On Fri, 2017-07-21 at 16:43 +0000, Patrick Farrell wrote:
> I think basing this on the maximum number of stripes it too simple,
> and maybe not necessary.
> 
> Apologies in advance if what I say below rests on a misunderstanding
> of the compression design, I should know it better than I do.

Probably I still don't get all the relevant internals of Lustre to
clearly describe what we are planning and what we need.

> About based on maximum stripe count, there are a number of 1000 OST
> systems in the world today.  Imagine one of them with 16 MiB stripes,
> that's ~16 GiB of memory for this.  I think that's clearly too
> large.  But a global (rather than per OSC) pool could be tricky too,
> leading to contention on getting and returning pages.

Well, does that mean that one Lustre client handles all the 16GiB of
stripes at the same time or does it somehow iterate over the stripes?
How much memory do we need at most at the same time? If the client
first processes 100 stripes, we need enough memory to compress 100
stripes at the same time. So the question is not about the maximum
stripe count, but the maximum, let me call it queue portion of stripes,
which can be processed at the same time within one client.

> 
> You mention later a 50 MiB pool per client.  As a per OST pre-
> allocated pool, that would likely be too large.  As a global pool, it
> seems small...
> 
> But why use a global pool?  It sounds like the compression would be
> handled by the thread putting the data on the wire (Sorry if I've got
> that wrong).  So - What about a per-thread block of pages, for each
> ptlrpcd thread?  If the idea is that this compressed data is not
> retained for replay (instead, you would re-compress), then we only
> need a block of max rpc size for each thread (You could just use the
> largest RPC size supported by the client), so it can send that
> compressed data.

Yes, we don't really need a very global pool, but still we need to
know, how many threads can there be at the same time?
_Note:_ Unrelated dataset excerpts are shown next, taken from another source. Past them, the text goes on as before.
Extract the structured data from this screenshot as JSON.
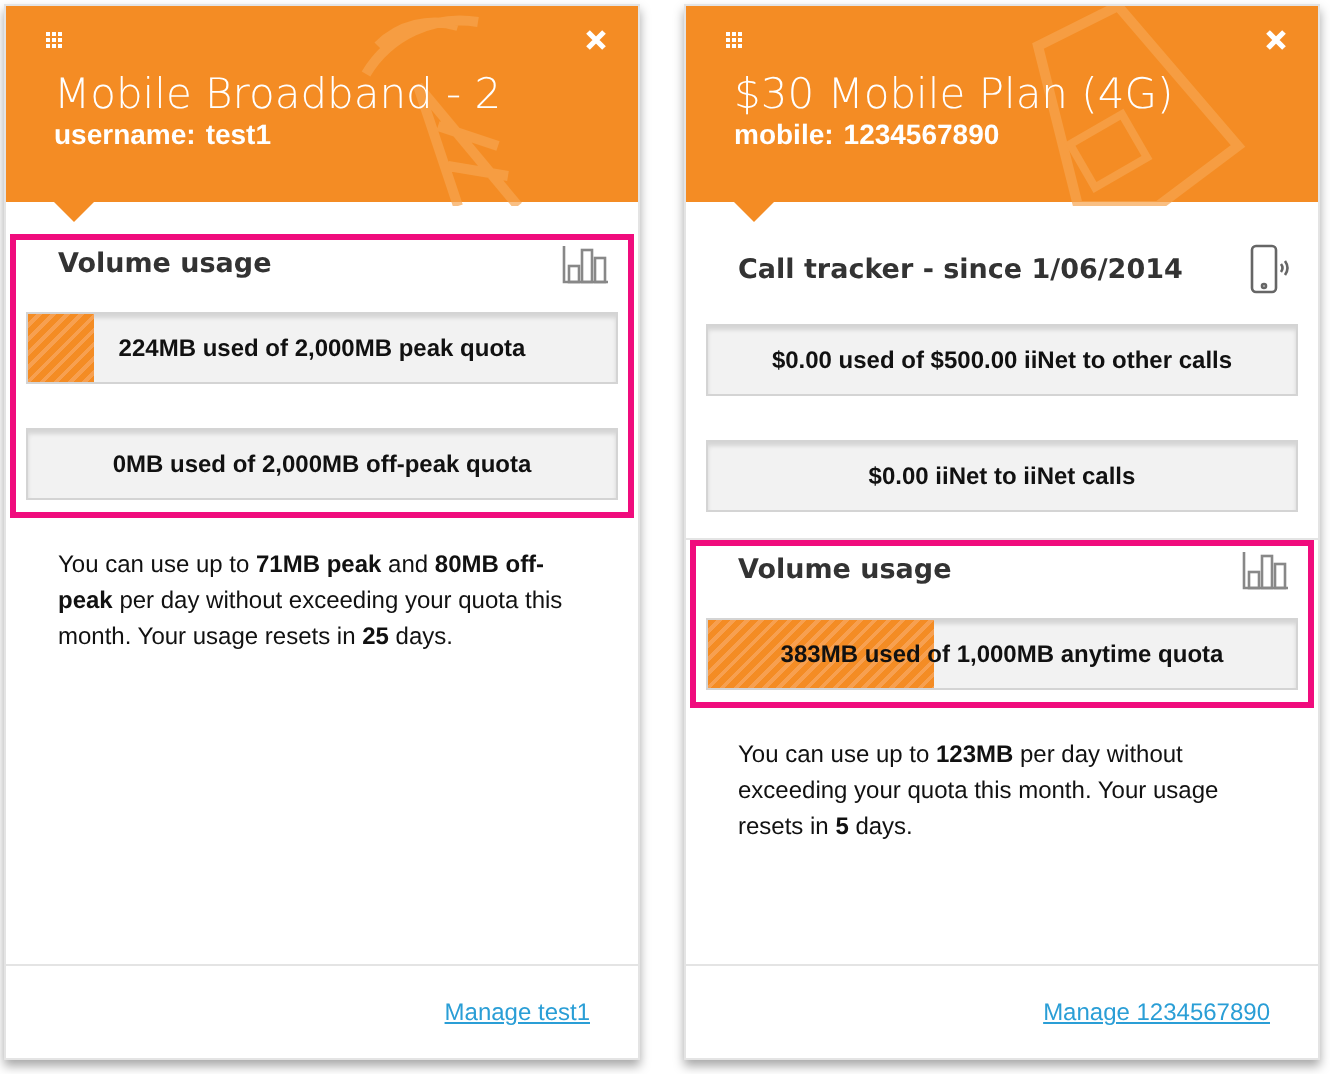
{
  "cards": [
    {
      "kind": "broadband",
      "title": "Mobile Broadband - 2",
      "subtitle_label": "username:",
      "subtitle_value": "test1",
      "sections": [
        {
          "kind": "usage",
          "title": "Volume usage",
          "highlighted": true,
          "bars": [
            {
              "text": "224MB used of 2,000MB peak quota",
              "level": 0.112
            },
            {
              "text": "0MB used of 2,000MB off-peak quota"
            }
          ]
        }
      ],
      "note": "You can use up to **71MB peak** and **80MB off-peak** per day without exceeding your quota this month. Your usage resets in **25** days.",
      "manage_link": "Manage test1"
    },
    {
      "kind": "mobile",
      "title": "$30 Mobile Plan (4G)",
      "subtitle_label": "mobile:",
      "subtitle_value": "1234567890",
      "sections": [
        {
          "kind": "calls",
          "title": "Call tracker - since 1/06/2014",
          "highlighted": false,
          "bars": [
            {
              "text": "$0.00 used of $500.00 iiNet to other calls"
            },
            {
              "text": "$0.00 iiNet to iiNet calls"
            }
          ]
        },
        {
          "kind": "usage",
          "title": "Volume usage",
          "highlighted": true,
          "bars": [
            {
              "text": "383MB used of 1,000MB anytime quota",
              "level": 0.383
            }
          ]
        }
      ],
      "note": "You can use up to **123MB** per day without exceeding your quota this month. Your usage resets in **5** days.",
      "manage_link": "Manage 1234567890"
    }
  ]
}
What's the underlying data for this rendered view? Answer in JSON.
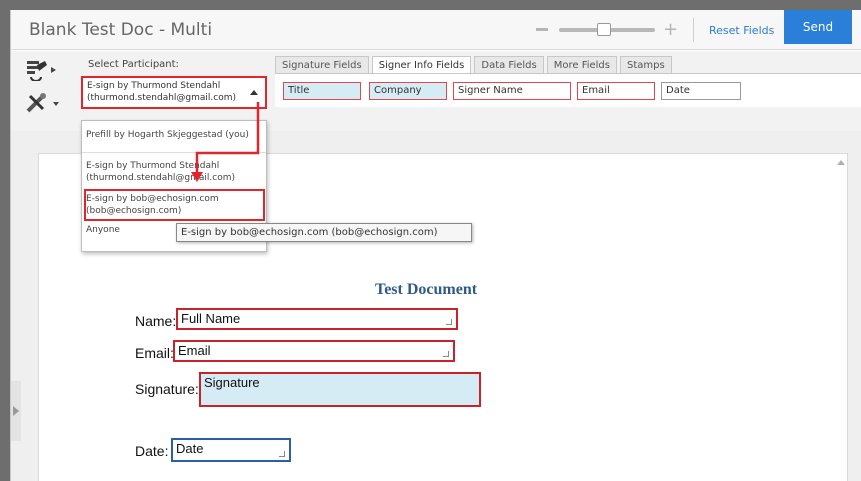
{
  "window": {
    "title": "Blank Test Doc - Multi",
    "reset_label": "Reset Fields",
    "send_label": "Send",
    "zoom_minus": "—",
    "zoom_plus": "+"
  },
  "toolbar": {
    "select_label": "Select Participant:",
    "selected_participant_line1": "E-sign by Thurmond Stendahl",
    "selected_participant_line2": "(thurmond.stendahl@gmail.com)",
    "tabs": [
      {
        "label": "Signature Fields"
      },
      {
        "label": "Signer Info Fields"
      },
      {
        "label": "Data Fields"
      },
      {
        "label": "More Fields"
      },
      {
        "label": "Stamps"
      }
    ],
    "active_tab": "Signer Info Fields",
    "chips": [
      {
        "label": "Title"
      },
      {
        "label": "Company"
      },
      {
        "label": "Signer Name"
      },
      {
        "label": "Email"
      },
      {
        "label": "Date"
      }
    ]
  },
  "dropdown": {
    "items": [
      {
        "line1": "Prefill by Hogarth Skjeggestad (you)",
        "line2": ""
      },
      {
        "line1": "E-sign by Thurmond Stendahl",
        "line2": "(thurmond.stendahl@gmail.com)"
      },
      {
        "line1": "E-sign by bob@echosign.com",
        "line2": "(bob@echosign.com)"
      },
      {
        "line1": "Anyone",
        "line2": ""
      }
    ],
    "tooltip": "E-sign by bob@echosign.com (bob@echosign.com)"
  },
  "document": {
    "heading": "Test Document",
    "fields": [
      {
        "label": "Name:",
        "value": "Full Name"
      },
      {
        "label": "Email:",
        "value": "Email"
      },
      {
        "label": "Signature:",
        "value": "Signature"
      },
      {
        "label": "Date:",
        "value": "Date"
      }
    ]
  },
  "colors": {
    "accent": "#2a7fd9",
    "highlight": "#e0252c",
    "signature_fill": "#d6ecf5",
    "heading": "#2e5a8a"
  }
}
Is there one
thread per stripe or per RPC? And how many in total?

> 
> The overhead of compression for replay is probably not something we
> need to worry about.
> 
> Or even per-CPU blocks of pages.  That would probably be better still
> (less total memory if there are more ptlrpcds than CPUs), if we can
> guarantee not sleeping during the time the pool is in use.  (I'm not
> sure.)
> 
> Also, you mention limiting the # of threads.  Why is limiting the
> number of threads doing compression of interest?  What are you
> specifically trying to avoid with that?
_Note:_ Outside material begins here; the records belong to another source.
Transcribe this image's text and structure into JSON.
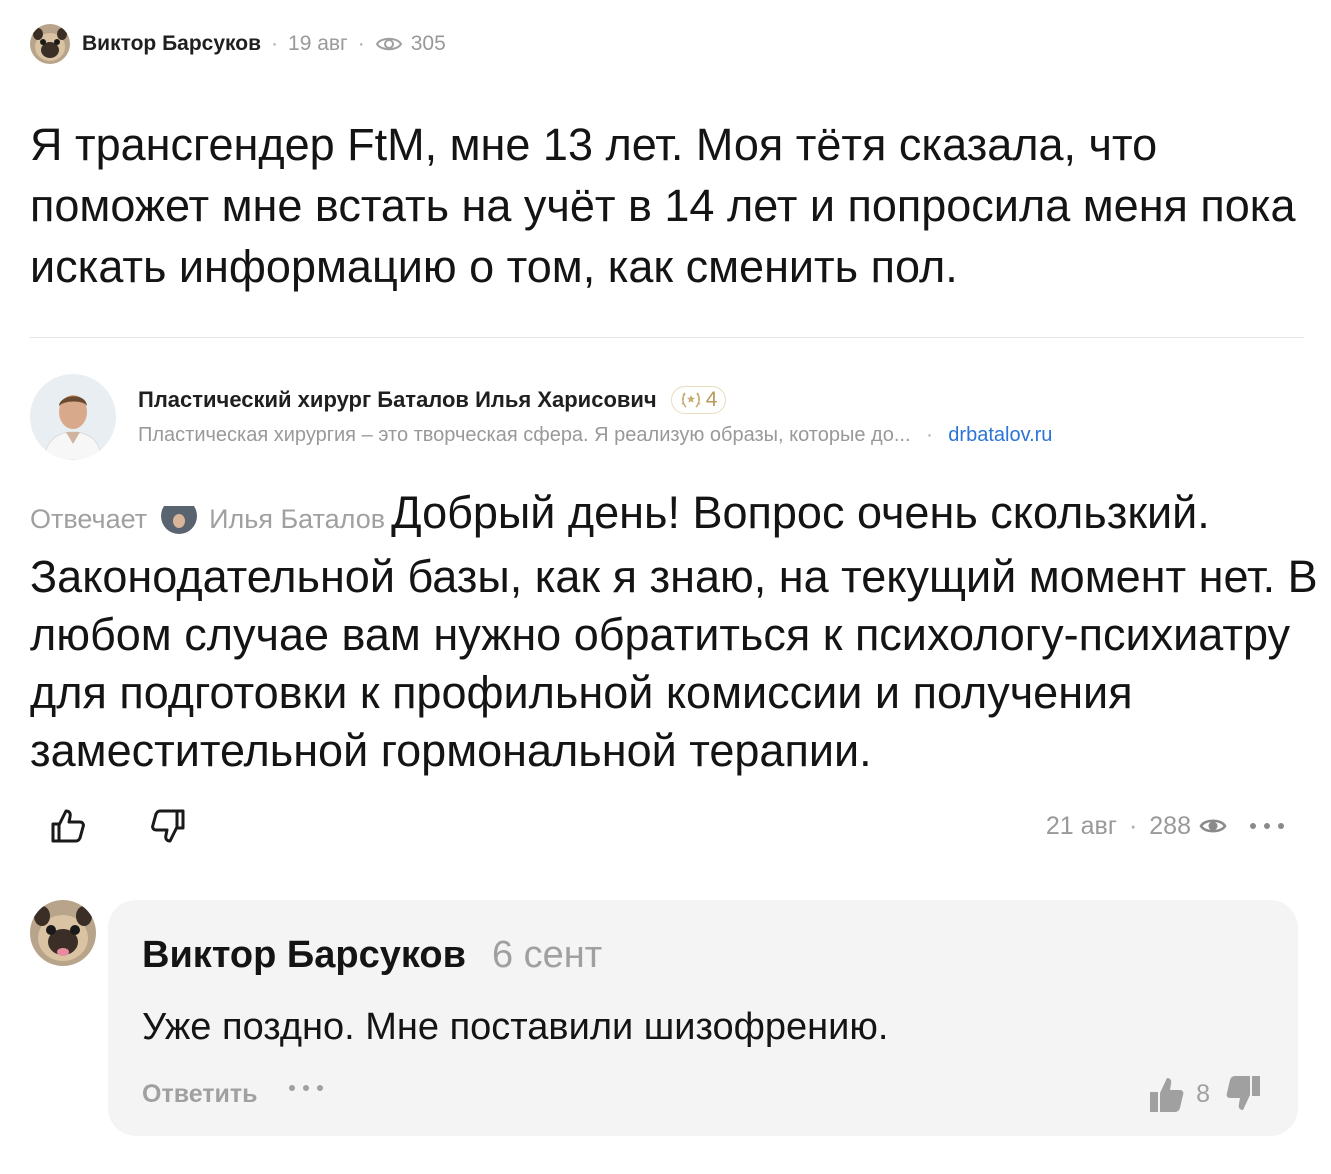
{
  "question": {
    "author": "Виктор Барсуков",
    "date": "19 авг",
    "separator": "·",
    "views": "305",
    "text": "Я трансгендер FtM, мне 13 лет. Моя тётя сказала, что поможет мне встать на учёт в 14 лет и попросила меня пока искать информацию о том, как сменить пол."
  },
  "expert": {
    "name": "Пластический хирург Баталов Илья Харисович",
    "badge_count": "4",
    "description": "Пластическая хирургия – это творческая сфера. Я реализую образы, которые до...",
    "separator": "·",
    "link": "drbatalov.ru"
  },
  "answer": {
    "intro": "Отвечает",
    "responder": "Илья Баталов",
    "text": "Добрый день! Вопрос очень скользкий. Законодательной базы, как я знаю, на текущий момент нет. В любом случае вам нужно обратиться к психологу-психиатру для подготовки к профильной комиссии и получения заместительной гормональной терапии.",
    "date": "21 авг",
    "separator": "·",
    "views": "288"
  },
  "comment": {
    "author": "Виктор Барсуков",
    "date": "6 сент",
    "text": "Уже поздно. Мне поставили шизофрению.",
    "reply_label": "Ответить",
    "likes": "8"
  },
  "icons": {
    "like": "thumbs-up-icon",
    "dislike": "thumbs-down-icon",
    "views": "eye-icon",
    "more": "more-dots-icon",
    "badge": "laurel-icon"
  },
  "colors": {
    "link": "#2b74d8",
    "muted": "#999999",
    "comment_bg": "#f4f4f5",
    "badge": "#b89a5a"
  }
}
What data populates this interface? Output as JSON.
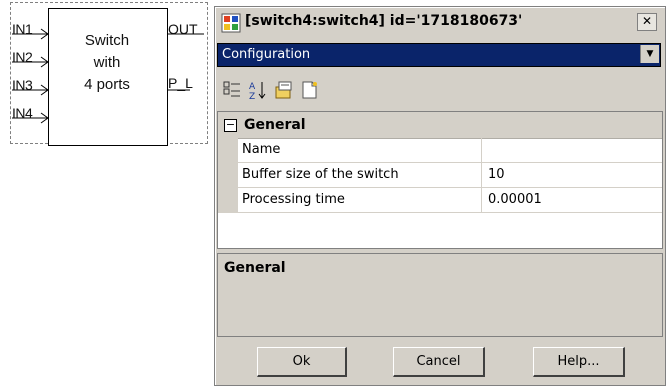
{
  "block": {
    "name_lines": [
      "Switch",
      "with",
      "4 ports"
    ],
    "inputs": [
      "IN1",
      "IN2",
      "IN3",
      "IN4"
    ],
    "outputs": [
      "OUT",
      "P_L"
    ]
  },
  "dialog": {
    "title": "[switch4:switch4] id='1718180673'",
    "close_label": "✕",
    "object_select": "Configuration",
    "toolbar_icons": [
      "categorized-icon",
      "alphabetical-icon",
      "property-pages-icon",
      "new-page-icon"
    ],
    "category": {
      "label": "General",
      "collapse_symbol": "⊟"
    },
    "properties": [
      {
        "name": "Name",
        "value": ""
      },
      {
        "name": "Buffer size of the switch",
        "value": "10"
      },
      {
        "name": "Processing time",
        "value": "0.00001"
      }
    ],
    "description_title": "General",
    "buttons": {
      "ok": "Ok",
      "cancel": "Cancel",
      "help": "Help..."
    }
  },
  "colors": {
    "dialog_bg": "#d4d0c8",
    "select_bg": "#0a246a"
  }
}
I mean that the number of threads available for compression is somehow
limited. If we have 100 stripes at the same time, we still can compress
with #cores threads, which might be less than 100. So if there are more
stripes in flight than we have resources for compression (since it is
slower), we need to decide whether to slow down everything or to skip
compression of some stripes for overall better performance. 

Jinshan, 

> 
> Is it possible to enable this by writing to a sysfs or procfs entry?
> So that users can try this out without having to recompile Lustre.

The size should be controllable dynamically, but for the feature Lustre
has to be recompiled anyway. 

>   
> It’s not scalable to have a pool per OSC because Lustre can support
> up to 2000 stripes. However, we don’t need to worry about wide stripe
> problem because no one can write a full stripe with even 1MB stripe
> size, because that means application has to issue 2GB size of write.

Does that mean, we have 2000 stripes and we have 2000 messages/RPCs at
the same time? And we need to be able to compress all 2000 stripes at
the same time to avoid blocking? Is there not any limit how many one
client can have at one point of time? 

> Yes, it’s reasonable to have a global pool for each client node.
> Let’s start from this number but please make it adjustable via sysfs
> or procfs.

I am still not sure how large we can do it. Once we really need 16 GiB
for that pool to quickly serve the compression threads, it is not
doable and we have to think different. Once we have a smaller pool than
we need, we have to block or skip compression, which is undesirable.
But I don't know how to determine the required size. 

Thanks! 

Best regards,
Anna